Было дело. Так вот, решили мы вопрос с Твардовским, а он и говорит: «Оставайся!
Сейчас редколлегия будет, выпьем…» Я ему в ответ: «Там в приемной уже Маша (жена) дежурит. Ты в своем уме?» — «Не волнуйся, — улыбается. — У нас тут все отработано».
Смотрю несут большой самовар, чашки с блюдцами, баранки… Расселись все за столом, и пошел разговор. И все это параллельно с чаепитием. Я даже не сразу заметил, что пар не идет. Потом уже все понял, когда чашку наполненную получил и принюхался. Коньяк был в самоваре… Сильно мы тогда напились на этой редколлегии.
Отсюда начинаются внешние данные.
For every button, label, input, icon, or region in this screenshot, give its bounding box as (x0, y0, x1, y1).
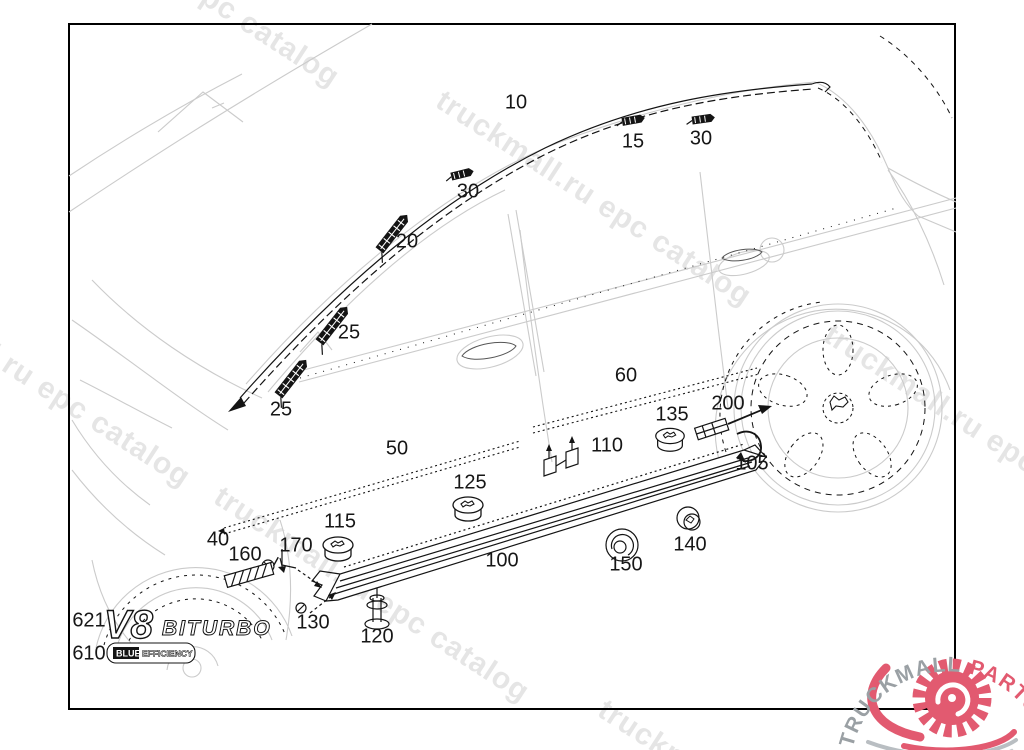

Трифоныча так даже под руки вывели и домой повезли. Маша потом так ругалась… В общем, ничего хорошего… Просто национальное бедствие какое-то это пьянство. И я тоже в этом смысле грешный человек…
Повисает пауза.
— Слава Богу, легче стало, — говорит Соломин, кладя руку на свою вялую грудь. — А то сегодня днем потрепали мне нервы… Много было говорено, а затем и выпито. А к вечеру пошел отходняк, как выражается Андрей. У меня сердце и придавило. Сейчас отпустит.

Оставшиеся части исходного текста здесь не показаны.